Last week sails by in my head in a series of vignettes. A montage of confusion and exhaustion. Eric's skin, pale against the white sheets. His big blue eyes, exhausted and frightened and the dentist drill sucking noise of the continuous albuterol. Eric wailing that there was no way he could sleep with the mask on. It was too yucky. Me curling up onto that hospital bed with him six years to the day when I laid in a hospital bed a few blocks away and pushed him into the world while his father wept. I held the mask over his face gently watching the O2 sats on the monitor until he finally fell asleep. The smile on the Jim the Nurse's face when he listened to Eric's lungs and said we could take off the mask and switch him to albuterol with a spacer. The doctors, nurses and the guy in the chef's hat with the toppling birthday cake that sang to him the next day and pushed a bouquet of Mylar balloons into the room. The wistful glares on the faces of the parents of long term residents once it was clear that my kid was going to walk out of there. The days of games and walks around the hospital once they lifted our quarantine. The way he was suddenly was one inch from my body whenever we got on or off the elevators. Eric confiding in me the words that every working mother dreads hearing that the hospital stay was pretty great because he got to be with me all day like he likes. He even got me to play Sorry and Uno. Playing game after game of Sorry and Uno. Walking out of there blinking in the sunlight with my whole family, a suitcase full of dirty laundry, pillows and blanket and a sack full of prescription drugs, that I would have pour into him for the next four days.

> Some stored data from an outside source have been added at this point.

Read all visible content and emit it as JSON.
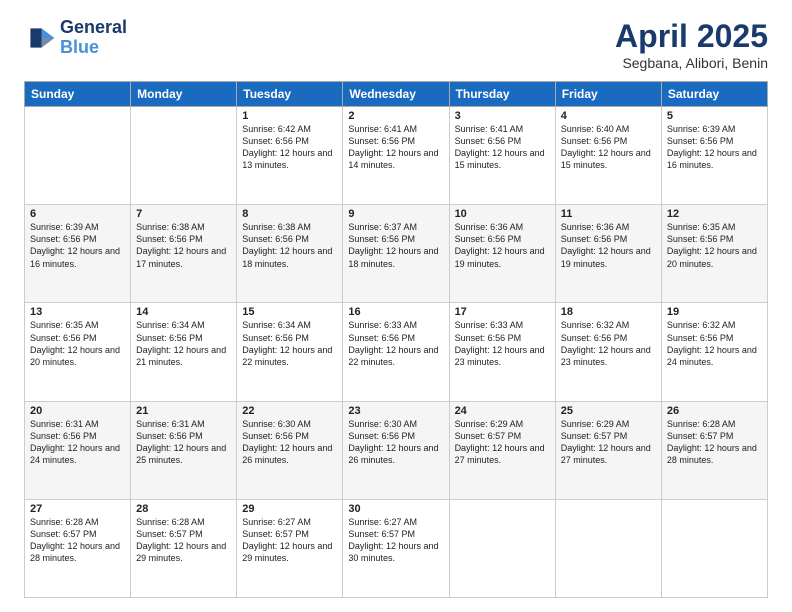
{
  "header": {
    "logo_line1": "General",
    "logo_line2": "Blue",
    "main_title": "April 2025",
    "subtitle": "Segbana, Alibori, Benin"
  },
  "weekdays": [
    "Sunday",
    "Monday",
    "Tuesday",
    "Wednesday",
    "Thursday",
    "Friday",
    "Saturday"
  ],
  "weeks": [
    [
      {
        "day": "",
        "sunrise": "",
        "sunset": "",
        "daylight": ""
      },
      {
        "day": "",
        "sunrise": "",
        "sunset": "",
        "daylight": ""
      },
      {
        "day": "1",
        "sunrise": "Sunrise: 6:42 AM",
        "sunset": "Sunset: 6:56 PM",
        "daylight": "Daylight: 12 hours and 13 minutes."
      },
      {
        "day": "2",
        "sunrise": "Sunrise: 6:41 AM",
        "sunset": "Sunset: 6:56 PM",
        "daylight": "Daylight: 12 hours and 14 minutes."
      },
      {
        "day": "3",
        "sunrise": "Sunrise: 6:41 AM",
        "sunset": "Sunset: 6:56 PM",
        "daylight": "Daylight: 12 hours and 15 minutes."
      },
      {
        "day": "4",
        "sunrise": "Sunrise: 6:40 AM",
        "sunset": "Sunset: 6:56 PM",
        "daylight": "Daylight: 12 hours and 15 minutes."
      },
      {
        "day": "5",
        "sunrise": "Sunrise: 6:39 AM",
        "sunset": "Sunset: 6:56 PM",
        "daylight": "Daylight: 12 hours and 16 minutes."
      }
    ],
    [
      {
        "day": "6",
        "sunrise": "Sunrise: 6:39 AM",
        "sunset": "Sunset: 6:56 PM",
        "daylight": "Daylight: 12 hours and 16 minutes."
      },
      {
        "day": "7",
        "sunrise": "Sunrise: 6:38 AM",
        "sunset": "Sunset: 6:56 PM",
        "daylight": "Daylight: 12 hours and 17 minutes."
      },
      {
        "day": "8",
        "sunrise": "Sunrise: 6:38 AM",
        "sunset": "Sunset: 6:56 PM",
        "daylight": "Daylight: 12 hours and 18 minutes."
      },
      {
        "day": "9",
        "sunrise": "Sunrise: 6:37 AM",
        "sunset": "Sunset: 6:56 PM",
        "daylight": "Daylight: 12 hours and 18 minutes."
      },
      {
        "day": "10",
        "sunrise": "Sunrise: 6:36 AM",
        "sunset": "Sunset: 6:56 PM",
        "daylight": "Daylight: 12 hours and 19 minutes."
      },
      {
        "day": "11",
        "sunrise": "Sunrise: 6:36 AM",
        "sunset": "Sunset: 6:56 PM",
        "daylight": "Daylight: 12 hours and 19 minutes."
      },
      {
        "day": "12",
        "sunrise": "Sunrise: 6:35 AM",
        "sunset": "Sunset: 6:56 PM",
        "daylight": "Daylight: 12 hours and 20 minutes."
      }
    ],
    [
      {
        "day": "13",
        "sunrise": "Sunrise: 6:35 AM",
        "sunset": "Sunset: 6:56 PM",
        "daylight": "Daylight: 12 hours and 20 minutes."
      },
      {
        "day": "14",
        "sunrise": "Sunrise: 6:34 AM",
        "sunset": "Sunset: 6:56 PM",
        "daylight": "Daylight: 12 hours and 21 minutes."
      },
      {
        "day": "15",
        "sunrise": "Sunrise: 6:34 AM",
        "sunset": "Sunset: 6:56 PM",
        "daylight": "Daylight: 12 hours and 22 minutes."
      },
      {
        "day": "16",
        "sunrise": "Sunrise: 6:33 AM",
        "sunset": "Sunset: 6:56 PM",
        "daylight": "Daylight: 12 hours and 22 minutes."
      },
      {
        "day": "17",
        "sunrise": "Sunrise: 6:33 AM",
        "sunset": "Sunset: 6:56 PM",
        "daylight": "Daylight: 12 hours and 23 minutes."
      },
      {
        "day": "18",
        "sunrise": "Sunrise: 6:32 AM",
        "sunset": "Sunset: 6:56 PM",
        "daylight": "Daylight: 12 hours and 23 minutes."
      },
      {
        "day": "19",
        "sunrise": "Sunrise: 6:32 AM",
        "sunset": "Sunset: 6:56 PM",
        "daylight": "Daylight: 12 hours and 24 minutes."
      }
    ],
    [
      {
        "day": "20",
        "sunrise": "Sunrise: 6:31 AM",
        "sunset": "Sunset: 6:56 PM",
        "daylight": "Daylight: 12 hours and 24 minutes."
      },
      {
        "day": "21",
        "sunrise": "Sunrise: 6:31 AM",
        "sunset": "Sunset: 6:56 PM",
        "daylight": "Daylight: 12 hours and 25 minutes."
      },
      {
        "day": "22",
        "sunrise": "Sunrise: 6:30 AM",
        "sunset": "Sunset: 6:56 PM",
        "daylight": "Daylight: 12 hours and 26 minutes."
      },
      {
        "day": "23",
        "sunrise": "Sunrise: 6:30 AM",
        "sunset": "Sunset: 6:56 PM",
        "daylight": "Daylight: 12 hours and 26 minutes."
      },
      {
        "day": "24",
        "sunrise": "Sunrise: 6:29 AM",
        "sunset": "Sunset: 6:57 PM",
        "daylight": "Daylight: 12 hours and 27 minutes."
      },
      {
        "day": "25",
        "sunrise": "Sunrise: 6:29 AM",
        "sunset": "Sunset: 6:57 PM",
        "daylight": "Daylight: 12 hours and 27 minutes."
      },
      {
        "day": "26",
        "sunrise": "Sunrise: 6:28 AM",
        "sunset": "Sunset: 6:57 PM",
        "daylight": "Daylight: 12 hours and 28 minutes."
      }
    ],
    [
      {
        "day": "27",
        "sunrise": "Sunrise: 6:28 AM",
        "sunset": "Sunset: 6:57 PM",
        "daylight": "Daylight: 12 hours and 28 minutes."
      },
      {
        "day": "28",
        "sunrise": "Sunrise: 6:28 AM",
        "sunset": "Sunset: 6:57 PM",
        "daylight": "Daylight: 12 hours and 29 minutes."
      },
      {
        "day": "29",
        "sunrise": "Sunrise: 6:27 AM",
        "sunset": "Sunset: 6:57 PM",
        "daylight": "Daylight: 12 hours and 29 minutes."
      },
      {
        "day": "30",
        "sunrise": "Sunrise: 6:27 AM",
        "sunset": "Sunset: 6:57 PM",
        "daylight": "Daylight: 12 hours and 30 minutes."
      },
      {
        "day": "",
        "sunrise": "",
        "sunset": "",
        "daylight": ""
      },
      {
        "day": "",
        "sunrise": "",
        "sunset": "",
        "daylight": ""
      },
      {
        "day": "",
        "sunrise": "",
        "sunset": "",
        "daylight": ""
      }
    ]
  ]
}
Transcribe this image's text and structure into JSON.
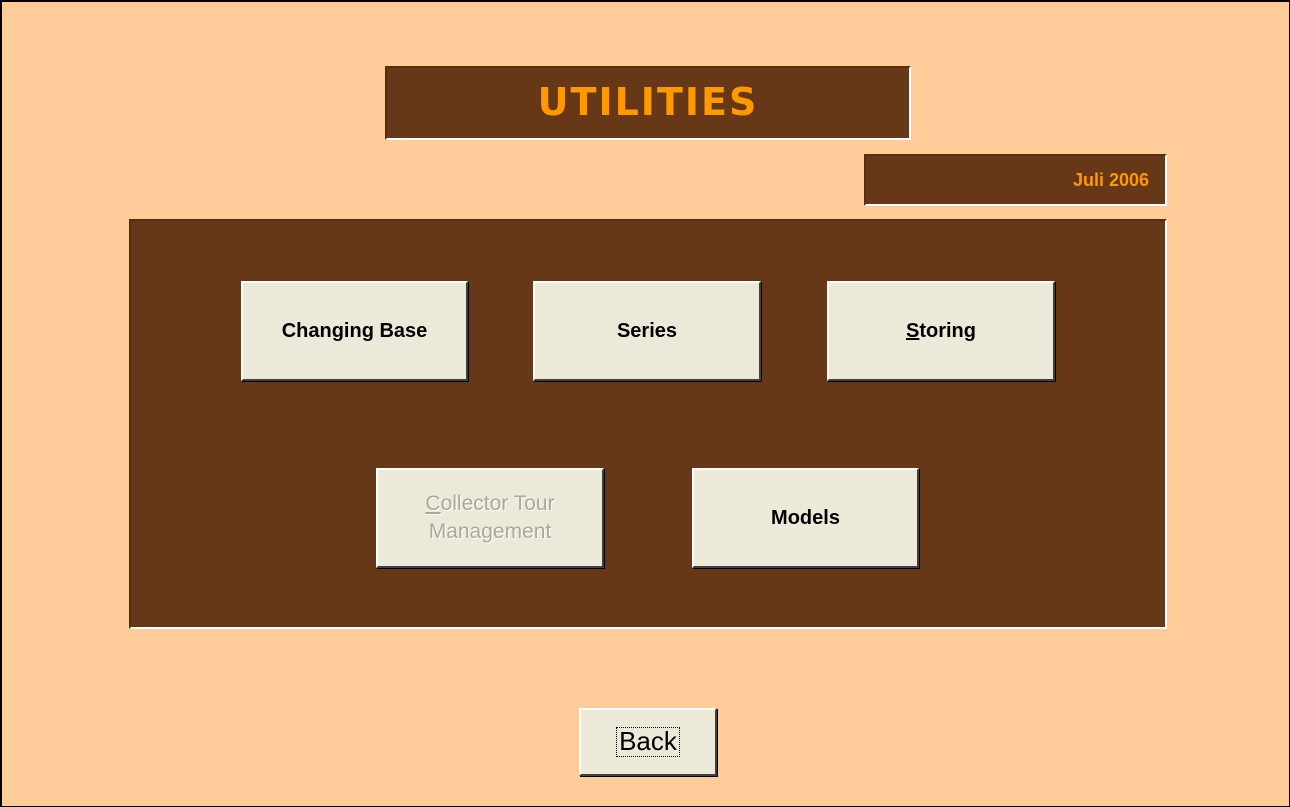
{
  "title": "UTILITIES",
  "date_label": "Juli 2006",
  "buttons": {
    "changing_base": "Changing Base",
    "series": "Series",
    "storing": {
      "mnemonic": "S",
      "rest": "toring"
    },
    "collector_tour_management": {
      "mnemonic": "C",
      "rest": "ollector Tour",
      "line2": "Management",
      "enabled": false
    },
    "models": "Models",
    "back": "Back"
  },
  "colors": {
    "background": "#ffcc99",
    "panel": "#663818",
    "accent": "#ff9900",
    "button_face": "#ece9d8",
    "disabled_text": "#aca899"
  }
}
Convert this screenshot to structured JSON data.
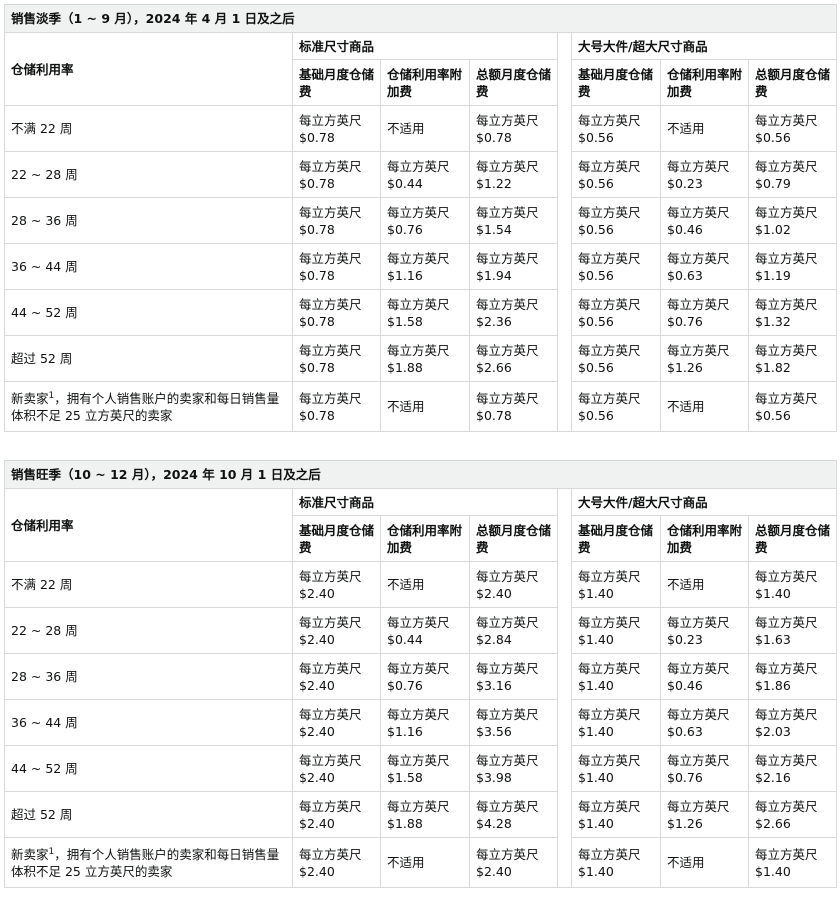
{
  "tables": [
    {
      "title": "销售淡季（1 ~ 9 月），2024 年 4 月 1 日及之后",
      "row_header": "仓储利用率",
      "group_standard": "标准尺寸商品",
      "group_large": "大号大件/超大尺寸商品",
      "col_base": "基础月度仓储费",
      "col_surcharge": "仓储利用率附加费",
      "col_total": "总额月度仓储费",
      "rows": [
        {
          "label": "不满 22 周",
          "s_base": [
            "每立方英尺",
            "$0.78"
          ],
          "s_sur": [
            "不适用"
          ],
          "s_tot": [
            "每立方英尺",
            "$0.78"
          ],
          "l_base": [
            "每立方英尺",
            "$0.56"
          ],
          "l_sur": [
            "不适用"
          ],
          "l_tot": [
            "每立方英尺",
            "$0.56"
          ]
        },
        {
          "label": "22 ~ 28 周",
          "s_base": [
            "每立方英尺",
            "$0.78"
          ],
          "s_sur": [
            "每立方英尺",
            "$0.44"
          ],
          "s_tot": [
            "每立方英尺",
            "$1.22"
          ],
          "l_base": [
            "每立方英尺",
            "$0.56"
          ],
          "l_sur": [
            "每立方英尺",
            "$0.23"
          ],
          "l_tot": [
            "每立方英尺",
            "$0.79"
          ]
        },
        {
          "label": "28 ~ 36 周",
          "s_base": [
            "每立方英尺",
            "$0.78"
          ],
          "s_sur": [
            "每立方英尺",
            "$0.76"
          ],
          "s_tot": [
            "每立方英尺",
            "$1.54"
          ],
          "l_base": [
            "每立方英尺",
            "$0.56"
          ],
          "l_sur": [
            "每立方英尺",
            "$0.46"
          ],
          "l_tot": [
            "每立方英尺",
            "$1.02"
          ]
        },
        {
          "label": "36 ~ 44 周",
          "s_base": [
            "每立方英尺",
            "$0.78"
          ],
          "s_sur": [
            "每立方英尺",
            "$1.16"
          ],
          "s_tot": [
            "每立方英尺",
            "$1.94"
          ],
          "l_base": [
            "每立方英尺",
            "$0.56"
          ],
          "l_sur": [
            "每立方英尺",
            "$0.63"
          ],
          "l_tot": [
            "每立方英尺",
            "$1.19"
          ]
        },
        {
          "label": "44 ~ 52 周",
          "s_base": [
            "每立方英尺",
            "$0.78"
          ],
          "s_sur": [
            "每立方英尺",
            "$1.58"
          ],
          "s_tot": [
            "每立方英尺",
            "$2.36"
          ],
          "l_base": [
            "每立方英尺",
            "$0.56"
          ],
          "l_sur": [
            "每立方英尺",
            "$0.76"
          ],
          "l_tot": [
            "每立方英尺",
            "$1.32"
          ]
        },
        {
          "label": "超过 52 周",
          "s_base": [
            "每立方英尺",
            "$0.78"
          ],
          "s_sur": [
            "每立方英尺",
            "$1.88"
          ],
          "s_tot": [
            "每立方英尺",
            "$2.66"
          ],
          "l_base": [
            "每立方英尺",
            "$0.56"
          ],
          "l_sur": [
            "每立方英尺",
            "$1.26"
          ],
          "l_tot": [
            "每立方英尺",
            "$1.82"
          ]
        },
        {
          "label": "新卖家",
          "label_sup": "1",
          "label_rest": "，拥有个人销售账户的卖家和每日销售量体积不足 25 立方英尺的卖家",
          "s_base": [
            "每立方英尺",
            "$0.78"
          ],
          "s_sur": [
            "不适用"
          ],
          "s_tot": [
            "每立方英尺",
            "$0.78"
          ],
          "l_base": [
            "每立方英尺",
            "$0.56"
          ],
          "l_sur": [
            "不适用"
          ],
          "l_tot": [
            "每立方英尺",
            "$0.56"
          ]
        }
      ]
    },
    {
      "title": "销售旺季（10 ~ 12 月），2024 年 10 月 1 日及之后",
      "row_header": "仓储利用率",
      "group_standard": "标准尺寸商品",
      "group_large": "大号大件/超大尺寸商品",
      "col_base": "基础月度仓储费",
      "col_surcharge": "仓储利用率附加费",
      "col_total": "总额月度仓储费",
      "rows": [
        {
          "label": "不满 22 周",
          "s_base": [
            "每立方英尺",
            "$2.40"
          ],
          "s_sur": [
            "不适用"
          ],
          "s_tot": [
            "每立方英尺",
            "$2.40"
          ],
          "l_base": [
            "每立方英尺",
            "$1.40"
          ],
          "l_sur": [
            "不适用"
          ],
          "l_tot": [
            "每立方英尺",
            "$1.40"
          ]
        },
        {
          "label": "22 ~ 28 周",
          "s_base": [
            "每立方英尺",
            "$2.40"
          ],
          "s_sur": [
            "每立方英尺",
            "$0.44"
          ],
          "s_tot": [
            "每立方英尺",
            "$2.84"
          ],
          "l_base": [
            "每立方英尺",
            "$1.40"
          ],
          "l_sur": [
            "每立方英尺",
            "$0.23"
          ],
          "l_tot": [
            "每立方英尺",
            "$1.63"
          ]
        },
        {
          "label": "28 ~ 36 周",
          "s_base": [
            "每立方英尺",
            "$2.40"
          ],
          "s_sur": [
            "每立方英尺",
            "$0.76"
          ],
          "s_tot": [
            "每立方英尺",
            "$3.16"
          ],
          "l_base": [
            "每立方英尺",
            "$1.40"
          ],
          "l_sur": [
            "每立方英尺",
            "$0.46"
          ],
          "l_tot": [
            "每立方英尺",
            "$1.86"
          ]
        },
        {
          "label": "36 ~ 44 周",
          "s_base": [
            "每立方英尺",
            "$2.40"
          ],
          "s_sur": [
            "每立方英尺",
            "$1.16"
          ],
          "s_tot": [
            "每立方英尺",
            "$3.56"
          ],
          "l_base": [
            "每立方英尺",
            "$1.40"
          ],
          "l_sur": [
            "每立方英尺",
            "$0.63"
          ],
          "l_tot": [
            "每立方英尺",
            "$2.03"
          ]
        },
        {
          "label": "44 ~ 52 周",
          "s_base": [
            "每立方英尺",
            "$2.40"
          ],
          "s_sur": [
            "每立方英尺",
            "$1.58"
          ],
          "s_tot": [
            "每立方英尺",
            "$3.98"
          ],
          "l_base": [
            "每立方英尺",
            "$1.40"
          ],
          "l_sur": [
            "每立方英尺",
            "$0.76"
          ],
          "l_tot": [
            "每立方英尺",
            "$2.16"
          ]
        },
        {
          "label": "超过 52 周",
          "s_base": [
            "每立方英尺",
            "$2.40"
          ],
          "s_sur": [
            "每立方英尺",
            "$1.88"
          ],
          "s_tot": [
            "每立方英尺",
            "$4.28"
          ],
          "l_base": [
            "每立方英尺",
            "$1.40"
          ],
          "l_sur": [
            "每立方英尺",
            "$1.26"
          ],
          "l_tot": [
            "每立方英尺",
            "$2.66"
          ]
        },
        {
          "label": "新卖家",
          "label_sup": "1",
          "label_rest": "，拥有个人销售账户的卖家和每日销售量体积不足 25 立方英尺的卖家",
          "s_base": [
            "每立方英尺",
            "$2.40"
          ],
          "s_sur": [
            "不适用"
          ],
          "s_tot": [
            "每立方英尺",
            "$2.40"
          ],
          "l_base": [
            "每立方英尺",
            "$1.40"
          ],
          "l_sur": [
            "不适用"
          ],
          "l_tot": [
            "每立方英尺",
            "$1.40"
          ]
        }
      ]
    }
  ]
}
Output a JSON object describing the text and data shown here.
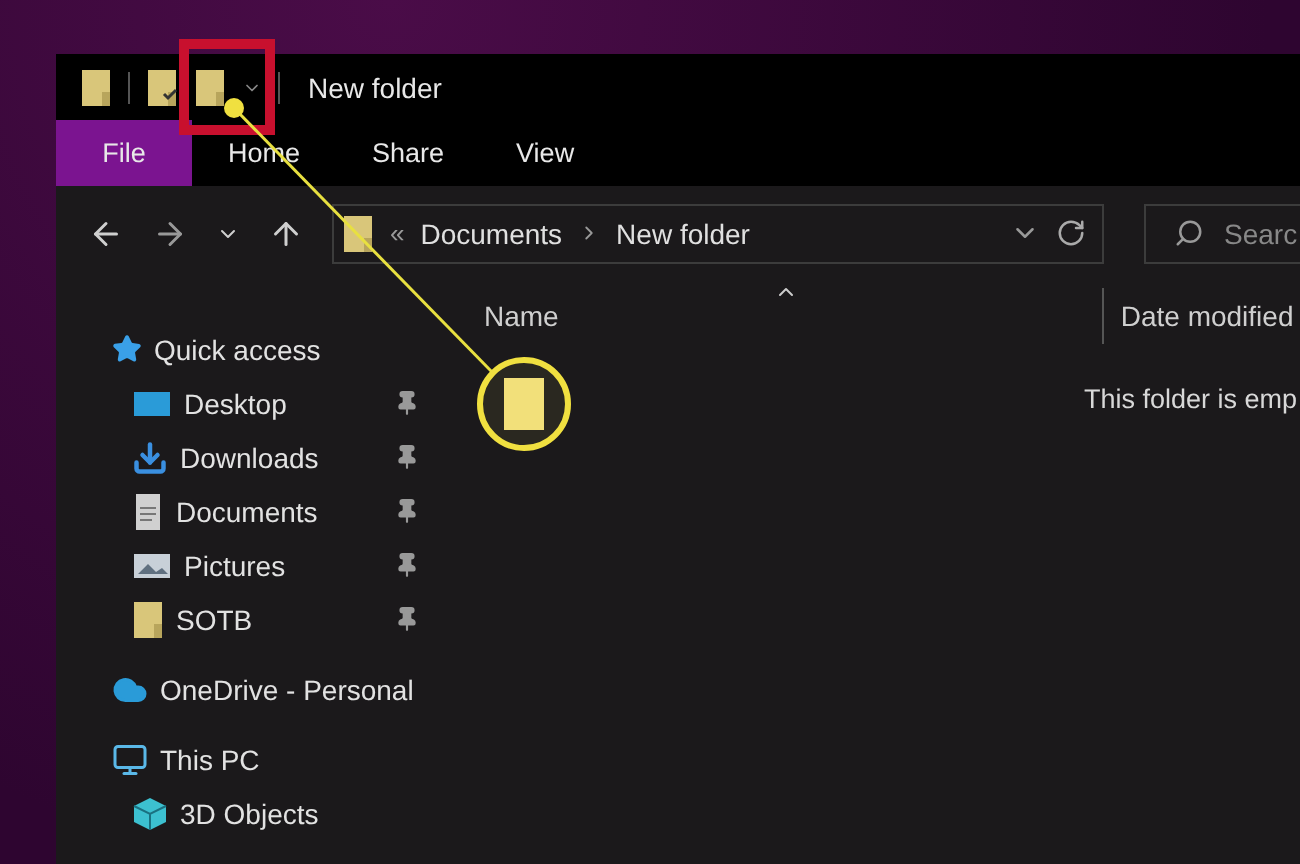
{
  "window": {
    "title": "New folder"
  },
  "ribbon_tabs": [
    {
      "label": "File",
      "selected": true
    },
    {
      "label": "Home",
      "selected": false
    },
    {
      "label": "Share",
      "selected": false
    },
    {
      "label": "View",
      "selected": false
    }
  ],
  "address_bar": {
    "overflow": "«",
    "segments": [
      "Documents",
      "New folder"
    ]
  },
  "search": {
    "placeholder": "Searc"
  },
  "columns": [
    "Name",
    "Date modified"
  ],
  "empty_message": "This folder is emp",
  "sidebar": [
    {
      "label": "Quick access",
      "kind": "star",
      "children": [
        {
          "label": "Desktop",
          "kind": "desktop",
          "pinned": true
        },
        {
          "label": "Downloads",
          "kind": "downloads",
          "pinned": true
        },
        {
          "label": "Documents",
          "kind": "document",
          "pinned": true
        },
        {
          "label": "Pictures",
          "kind": "pictures",
          "pinned": true
        },
        {
          "label": "SOTB",
          "kind": "folder",
          "pinned": true
        }
      ]
    },
    {
      "label": "OneDrive - Personal",
      "kind": "cloud"
    },
    {
      "label": "This PC",
      "kind": "pc",
      "children": [
        {
          "label": "3D Objects",
          "kind": "cube"
        }
      ]
    }
  ]
}
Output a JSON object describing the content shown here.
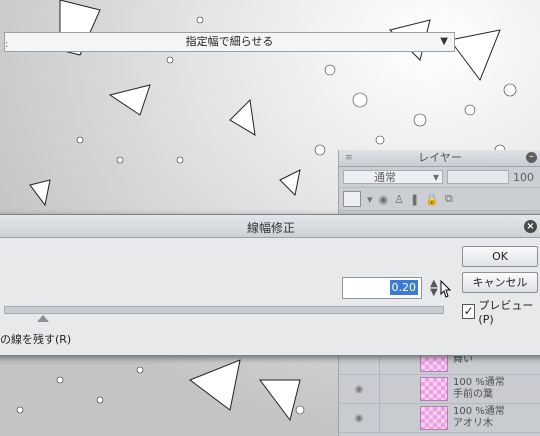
{
  "layer_panel": {
    "title": "レイヤー",
    "blend_mode": "通常",
    "opacity_partial": "100",
    "layers": [
      {
        "opacity_mode": "",
        "name": "舞い"
      },
      {
        "opacity_mode": "100 %通常",
        "name": "手前の葉"
      },
      {
        "opacity_mode": "100 %通常",
        "name": "アオリ木"
      }
    ]
  },
  "dialog": {
    "title": "線幅修正",
    "mode_select": "指定幅で細らせる",
    "width_value": "0.20",
    "keep_lines_label": "の線を残す(R)",
    "ok_label": "OK",
    "cancel_label": "キャンセル",
    "preview_label": "プレビュー(P)",
    "preview_checked": "✓"
  },
  "colors": {
    "layer_thumb": "#f39be6",
    "selection": "#3b7bd6"
  }
}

So, today we did the birthday do-over and we had friends and family over for cake and the kids played in the back yard until well after dark. Kaylee had refused to get dressed after she took off her bathing suit and was running around in nothing but her underpants and a half buttoned fleece coat.

The grief for my lost friend still washes over me in great waves of sadness as I begin to process the memorial because I couldn't last week. I'm working on a way to honor my friend. But I think I'll keep that under wraps for now...

2 Comments:

Blogger Downpuppy said...

Wow. Hideous stuff. Very, very glad you pulled through without permanent damage.

I dropped by to hear about the first days of Kindergarten & instead find you went through the wringer.

Just hoping that this kind of nasty isn't what it takes to get you writing nowadays. Because we do want to hear about Kindergarten when you get there.

3:55 PM  
Blogger Margaret said...

If you look closely at what he's wearing... there is your answer.